Scaler faded from the scene when an adolescent, re-emerging in his mid twenties as the pastor of a rural church in west-central Alabama. Perhaps small congregations weren’t to his liking, for within two years he was building his television empire, his flamboyant style and personality perfect for the camera.
Something in the intervening years had politicized him toward the hectoring style of right-wing politics launched from many Fundamentalist pulpits. The bible was thumped, the finger pointed, the warnings declaimed. Opposing views were mocked. Comedians needed only to crouch and scream to convey Scaler to the audience.
Seeming almost desperate to succeed, he’d created his own religious broadcasting empire – the Kingdom Channel – and within a few years he’d amassed the funds to begin buying up large tracts of land and building Kingdom College.
Alongside hyper-conservative religious views came a bent more toward the Old Testament than the New. Hurricanes, tornadoes and earthquakes were warnings from God, post-industrial plagues of locusts and famine. Though other prominent preachers had jumped on the bandwagon, Scaler had been the first to proclaim Hurricane Katrina’s assault on New Orleans as the retribution of a miffed deity.
“God hath sent his terrible wind and flood to wash away the filthy lifestyle of the Sodomites,” he had intoned to national cameras a day after Katrina had turned the nation’s longest ongoing party into a tragedy. “Praise the name of Jesus who smiteth all his enemies!”
When a bothersome local reporter pointed out that the two major neighborhoods of the city to be mainly spared – the French Quarter and Garden District – were where most gay New Orleanians resided, while the mostly black Ninth Ward was the hardest hit, Scaler seemed lost for a split-second, then suggested God had used the Ninth Ward to demonstrate what might happen if the gays didn’t repent their sinful ways.

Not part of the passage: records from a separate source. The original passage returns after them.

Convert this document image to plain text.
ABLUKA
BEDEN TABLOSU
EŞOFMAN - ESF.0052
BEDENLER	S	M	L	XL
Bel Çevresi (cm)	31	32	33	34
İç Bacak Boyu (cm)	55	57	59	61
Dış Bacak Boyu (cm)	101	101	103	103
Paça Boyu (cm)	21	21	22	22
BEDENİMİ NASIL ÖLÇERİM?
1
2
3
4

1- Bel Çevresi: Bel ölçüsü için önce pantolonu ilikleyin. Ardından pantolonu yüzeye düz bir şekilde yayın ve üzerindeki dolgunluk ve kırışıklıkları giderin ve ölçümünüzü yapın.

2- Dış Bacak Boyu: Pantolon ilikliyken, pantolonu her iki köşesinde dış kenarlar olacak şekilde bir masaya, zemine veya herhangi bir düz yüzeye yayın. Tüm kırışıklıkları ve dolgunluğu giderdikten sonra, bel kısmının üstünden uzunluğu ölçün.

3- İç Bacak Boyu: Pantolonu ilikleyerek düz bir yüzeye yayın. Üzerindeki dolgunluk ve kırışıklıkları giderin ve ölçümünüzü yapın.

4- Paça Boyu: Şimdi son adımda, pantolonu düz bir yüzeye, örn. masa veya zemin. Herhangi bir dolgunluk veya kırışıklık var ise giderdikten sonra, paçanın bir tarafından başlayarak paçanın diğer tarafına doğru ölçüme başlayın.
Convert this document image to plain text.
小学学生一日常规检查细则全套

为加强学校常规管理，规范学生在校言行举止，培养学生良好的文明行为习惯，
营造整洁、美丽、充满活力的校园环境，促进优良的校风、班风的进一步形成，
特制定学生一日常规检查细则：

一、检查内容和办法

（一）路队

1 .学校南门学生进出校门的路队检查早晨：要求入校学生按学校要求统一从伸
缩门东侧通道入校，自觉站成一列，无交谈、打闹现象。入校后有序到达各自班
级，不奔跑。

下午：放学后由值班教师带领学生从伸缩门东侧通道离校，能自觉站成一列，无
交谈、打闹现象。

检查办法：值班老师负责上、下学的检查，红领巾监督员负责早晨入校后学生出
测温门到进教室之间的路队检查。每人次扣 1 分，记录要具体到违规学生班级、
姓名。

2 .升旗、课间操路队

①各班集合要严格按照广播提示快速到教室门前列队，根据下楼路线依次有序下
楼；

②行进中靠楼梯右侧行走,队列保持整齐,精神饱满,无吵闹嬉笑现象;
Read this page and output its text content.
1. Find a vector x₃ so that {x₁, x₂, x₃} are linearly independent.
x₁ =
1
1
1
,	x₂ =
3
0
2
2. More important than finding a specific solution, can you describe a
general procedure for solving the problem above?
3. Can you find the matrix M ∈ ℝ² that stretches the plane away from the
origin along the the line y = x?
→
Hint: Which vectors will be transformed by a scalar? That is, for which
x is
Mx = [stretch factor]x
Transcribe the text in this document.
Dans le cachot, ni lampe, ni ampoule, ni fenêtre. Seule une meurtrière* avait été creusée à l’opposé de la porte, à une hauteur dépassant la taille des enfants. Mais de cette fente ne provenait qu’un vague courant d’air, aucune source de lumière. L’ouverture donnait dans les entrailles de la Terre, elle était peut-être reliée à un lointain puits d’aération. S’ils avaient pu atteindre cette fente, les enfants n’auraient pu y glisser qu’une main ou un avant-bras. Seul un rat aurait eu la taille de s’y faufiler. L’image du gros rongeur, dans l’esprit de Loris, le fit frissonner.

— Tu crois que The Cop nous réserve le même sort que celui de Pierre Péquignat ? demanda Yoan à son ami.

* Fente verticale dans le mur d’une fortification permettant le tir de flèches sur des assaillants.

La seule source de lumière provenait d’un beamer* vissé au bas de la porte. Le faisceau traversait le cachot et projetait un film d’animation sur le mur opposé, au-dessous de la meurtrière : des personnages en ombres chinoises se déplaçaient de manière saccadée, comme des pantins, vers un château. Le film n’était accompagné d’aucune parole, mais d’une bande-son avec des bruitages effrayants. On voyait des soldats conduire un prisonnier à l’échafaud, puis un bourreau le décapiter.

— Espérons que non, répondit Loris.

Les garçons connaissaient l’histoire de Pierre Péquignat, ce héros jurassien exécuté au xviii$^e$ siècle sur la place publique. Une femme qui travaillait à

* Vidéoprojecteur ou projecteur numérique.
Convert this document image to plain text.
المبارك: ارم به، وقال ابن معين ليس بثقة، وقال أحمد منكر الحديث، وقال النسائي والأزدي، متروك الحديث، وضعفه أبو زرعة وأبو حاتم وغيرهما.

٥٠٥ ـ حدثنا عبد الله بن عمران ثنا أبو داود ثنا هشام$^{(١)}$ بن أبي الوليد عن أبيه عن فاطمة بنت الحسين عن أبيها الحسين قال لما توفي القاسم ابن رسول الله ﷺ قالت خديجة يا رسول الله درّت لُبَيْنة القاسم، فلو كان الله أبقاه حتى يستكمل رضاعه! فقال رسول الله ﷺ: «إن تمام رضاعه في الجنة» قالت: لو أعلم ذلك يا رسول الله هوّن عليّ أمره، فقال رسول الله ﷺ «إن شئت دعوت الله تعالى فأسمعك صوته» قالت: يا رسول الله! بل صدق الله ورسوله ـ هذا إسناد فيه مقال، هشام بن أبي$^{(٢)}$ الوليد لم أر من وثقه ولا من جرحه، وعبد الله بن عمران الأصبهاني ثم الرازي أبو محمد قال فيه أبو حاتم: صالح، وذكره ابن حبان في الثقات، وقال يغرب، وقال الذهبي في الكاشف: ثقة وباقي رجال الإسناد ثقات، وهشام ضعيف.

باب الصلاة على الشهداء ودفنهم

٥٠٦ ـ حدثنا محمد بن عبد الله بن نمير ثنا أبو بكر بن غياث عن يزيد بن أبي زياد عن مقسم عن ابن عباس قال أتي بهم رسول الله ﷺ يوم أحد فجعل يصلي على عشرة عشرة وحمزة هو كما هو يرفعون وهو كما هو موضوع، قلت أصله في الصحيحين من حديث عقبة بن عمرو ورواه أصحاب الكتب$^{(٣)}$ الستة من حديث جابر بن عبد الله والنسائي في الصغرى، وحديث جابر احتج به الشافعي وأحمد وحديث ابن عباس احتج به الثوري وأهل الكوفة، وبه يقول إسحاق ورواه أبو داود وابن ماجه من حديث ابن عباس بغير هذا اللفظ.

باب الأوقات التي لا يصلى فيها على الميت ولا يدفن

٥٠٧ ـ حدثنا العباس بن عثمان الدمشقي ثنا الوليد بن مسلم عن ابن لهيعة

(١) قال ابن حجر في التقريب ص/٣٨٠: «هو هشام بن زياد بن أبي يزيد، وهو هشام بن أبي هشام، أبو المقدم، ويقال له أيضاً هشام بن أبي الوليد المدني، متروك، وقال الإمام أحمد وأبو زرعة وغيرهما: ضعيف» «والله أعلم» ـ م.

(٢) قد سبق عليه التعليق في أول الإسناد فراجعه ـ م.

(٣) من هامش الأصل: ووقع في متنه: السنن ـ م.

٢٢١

“Are you saying, Reverend Scaler,” the reporter had asked, “that God drowned citizens in the Ninth Ward as a warning flare for the gay population?”
Sensing a problem, Scaler had screwed himself to his full five-foot-eight height and launched a bombastic response, his standard solution to rhetorical difficulties. He jabbed a righteous finger at the reporter. “I’m saying God stirred up the sky and the sea and sent a warning. People should have been smart enough to see it as the hand of the Lord coming and moved from the swath of His cleansing.”